Abdülaziz BAYINDIR: Bakın resul demedi peygamber dedi. Nebi mi dedin, resul mü dedin kardeşim. Peygamber farsça bir kelimedir. Karıştırdı, ikisi de bitti işte.
Yahya ŞENOL:“Her Peygamberi yalnız kendi kavminin diliyle gönderdik. Artık Allah dilediğini saptırır, dilediğini de doğru yola iletir. Çünkü o güç ve hikmet sahibidir.” (Diyanet Vakfı Meali, İbrahim 4)
Abdülaziz BAYINDIR:Peki, birisi resul olarak size geldi. Kuranı Kerimi Türkçe olarak kendi dilinizle anlattı. Niye? İyice anlayasınız diye. Peki, sonuç nedir? Allah dilediğini saptırıp dilediğini yola getirecek. Ne dersiniz? Gelsen ne olur, gelmesen ne olur? Madem dilediğini saptırıp dilediğini yola getiriyor. Hâlbuki Arap dili açısından bu kelimeye bu anlamı vermenin milyarda bir ihtimali yok. Ama adamlar 3. asırdan sonra lügatlara bile bu kelimenin anlamının değişikliğini yerleştirmeye başlamışlardır. Bizim Doğru Bildiğimiz Yanlışlar kitabında İrade bölümünü okursanız bunu detaylıca orada görürsünüz. Allahu Teâlâ Kuranı Kerimi önemli kelimeler için sözlük olarak kullanabileceğimiz şekilde indirmiştir. Orada onun delillerini görürsünüz. Bu ayete verilmesi gereken meal şudur. “Biz her elçiyi kendi kavminin diliyle gönderdik.” O zaman Kuranı Kerimin Türkçe olarak anlatılması gerekir. Ama maalesef Osmanlı Döneminde Türkçeye çevrilmemiştir. Niye? Başına problem mi alacaksın kardeşim. Bugün ki hocaların çektiklerini o zaman onlar çekecekti. Birisi çıkıp gidiyor. Hocam peki bu ayet ne dediği zaman, hoca yüz çeviriyor. Eskiden olsaydı… Eskiden ne güzeldi. Ebu Suud’a talebesi “biz nebimizin her sözüne inanmak zorunda mıyız” diye soru soruyor. Tam bir âlim edasıyla cevap veriyor. “Sen bunu söyledin kâfir oldun. Tövbe etmezsen öldürülmen gerekir. Ama söyleyiş tarzın nebimizi hafife aldığını gösteriyor. Tövbe etsen de öldürüleceksin” diyor. Böyle olmasaydı bu saçmalıkları bugüne kadar nasıl koruyacaklardı? Allah’a şükür ki bugün öyle değil. Anlattığım olay EbusSuud’un “Maruzat” adlı eserindedir. İsteyen kütüphaneden açıp okuyabilir. “feyudıllullâhu mey yeşâu” “Allahu Teâlâ sapıklığı tercih edeni sapıklıkta bırakır.” “ve yehdî mey yeşâé’” “hidayeti tercih edeni de doğru yola geldiğini onaylar.” “ve huvelazîzul hakîm” “o üstündür, kararları doğrudur.” (İbrahim 4) Yanlış karar kesinlikle vermez.

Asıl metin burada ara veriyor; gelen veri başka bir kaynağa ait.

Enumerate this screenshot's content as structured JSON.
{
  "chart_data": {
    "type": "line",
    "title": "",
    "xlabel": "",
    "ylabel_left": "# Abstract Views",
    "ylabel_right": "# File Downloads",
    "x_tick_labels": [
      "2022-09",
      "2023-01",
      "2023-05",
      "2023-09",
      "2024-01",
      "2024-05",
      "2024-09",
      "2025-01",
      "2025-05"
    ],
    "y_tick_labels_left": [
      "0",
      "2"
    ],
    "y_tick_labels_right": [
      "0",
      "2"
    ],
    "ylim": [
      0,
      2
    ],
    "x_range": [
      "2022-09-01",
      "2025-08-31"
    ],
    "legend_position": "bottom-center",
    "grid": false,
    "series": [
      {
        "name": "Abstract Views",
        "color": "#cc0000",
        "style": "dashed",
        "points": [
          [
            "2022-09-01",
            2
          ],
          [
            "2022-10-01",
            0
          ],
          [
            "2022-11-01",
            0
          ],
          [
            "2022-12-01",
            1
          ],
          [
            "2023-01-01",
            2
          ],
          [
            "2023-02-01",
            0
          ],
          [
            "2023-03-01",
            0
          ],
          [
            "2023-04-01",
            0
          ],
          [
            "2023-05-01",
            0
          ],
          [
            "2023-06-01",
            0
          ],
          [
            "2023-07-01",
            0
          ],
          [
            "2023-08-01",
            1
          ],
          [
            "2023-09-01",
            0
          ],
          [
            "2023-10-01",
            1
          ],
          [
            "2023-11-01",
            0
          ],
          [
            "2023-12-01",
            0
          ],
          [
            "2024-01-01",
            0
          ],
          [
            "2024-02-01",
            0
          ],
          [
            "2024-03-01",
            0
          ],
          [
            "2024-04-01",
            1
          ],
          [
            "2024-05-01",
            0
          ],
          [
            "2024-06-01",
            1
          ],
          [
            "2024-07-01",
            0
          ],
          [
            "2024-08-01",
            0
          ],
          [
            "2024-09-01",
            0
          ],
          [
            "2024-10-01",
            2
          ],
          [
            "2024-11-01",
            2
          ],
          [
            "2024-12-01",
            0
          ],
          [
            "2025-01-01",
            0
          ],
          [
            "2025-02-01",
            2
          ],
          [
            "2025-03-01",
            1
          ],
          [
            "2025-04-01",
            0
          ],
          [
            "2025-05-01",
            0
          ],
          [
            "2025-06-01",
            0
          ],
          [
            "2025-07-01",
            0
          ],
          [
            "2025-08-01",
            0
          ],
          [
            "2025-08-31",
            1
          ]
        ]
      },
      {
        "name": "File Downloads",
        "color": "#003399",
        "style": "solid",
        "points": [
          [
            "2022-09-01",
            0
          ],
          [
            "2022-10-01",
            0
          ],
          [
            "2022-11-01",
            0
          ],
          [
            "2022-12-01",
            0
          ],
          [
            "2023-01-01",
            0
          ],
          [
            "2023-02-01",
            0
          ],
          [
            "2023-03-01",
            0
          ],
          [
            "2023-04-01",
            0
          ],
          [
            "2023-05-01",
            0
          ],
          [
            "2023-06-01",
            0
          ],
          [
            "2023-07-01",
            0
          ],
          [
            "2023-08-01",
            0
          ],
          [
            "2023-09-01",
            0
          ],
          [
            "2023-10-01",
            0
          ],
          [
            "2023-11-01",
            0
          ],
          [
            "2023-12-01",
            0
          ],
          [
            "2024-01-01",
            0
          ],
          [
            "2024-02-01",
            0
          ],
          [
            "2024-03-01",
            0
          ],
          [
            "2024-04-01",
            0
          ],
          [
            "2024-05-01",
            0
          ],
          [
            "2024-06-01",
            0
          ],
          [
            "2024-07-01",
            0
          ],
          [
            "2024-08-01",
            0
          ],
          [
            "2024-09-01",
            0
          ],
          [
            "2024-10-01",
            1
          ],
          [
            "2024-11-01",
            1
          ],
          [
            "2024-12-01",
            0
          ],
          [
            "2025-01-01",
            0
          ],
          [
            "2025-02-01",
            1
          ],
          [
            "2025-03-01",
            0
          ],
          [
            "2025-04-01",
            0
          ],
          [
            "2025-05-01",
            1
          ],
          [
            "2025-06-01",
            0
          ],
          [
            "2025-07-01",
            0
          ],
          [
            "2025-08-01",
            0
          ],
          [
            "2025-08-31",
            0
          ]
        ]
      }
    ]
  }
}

Neticeye geliyoruz. Demek ki bizim için resul neymiş? Kuranı Kerim. Muhammed (s.a.v) Kuranı bize getiren Allah’ın elçisi olduğu için onun getirdiği kitaptır. Ondan dolayı onunda resul olduğuna inanmak zorundayız. Allah’ın nebisi ve resulü olduğuna inanmak zorundayız. Artık ondan sonra birisi çıkıp da bu bana yazdırıldı, içime doğdu, şöyle oldu, böyle oldu diyemez. İmam Gazali gibi çıkıp da “bizimle Allah’ın resulleri arasındaki tek fark biz vahyi direk alırız, onlar melek aracılığıyla alır” diyemez. Ne kadar alçak gönüllü değil mi? Bütün kavramların anasını ağlatırsanız böyleleri de çıkar. Bunlar devlet desteklidir. İmam Gazali’nin görev yaptığı Nizamiye Medresesini devlet kurmuştur. Çocuklukta okurken medresede hocalarımız bize şöyle söylerdi. Kaynağını bilmiyorum. “Nizamiye Medreseleri kurulduğu zaman hocalar ilmin cenaze namazını kılmışlar. Devlet bu işe elini attı, artık bundan sonra ilim olmaz” derlerdi. Haklıymışlar değil mi? Demek ki bizim için resule itaat dendiği an itaat edeceğimiz şey Allah’ın kitabıdır. Buna bundan sonra dikkat edelim. Zaten Allah’ın kitabı olmasaydı, Muhammed’in (s.a.v) Allah’ın elçisi olmasının bir anlamı olmazdı. Biz ona bu kitabı getiren elçi olarak inanmak zorundayız. Cenabı Hak onun yolundan dosdoğru bir şekilde gidenlerden olmamızı nasip eylesin.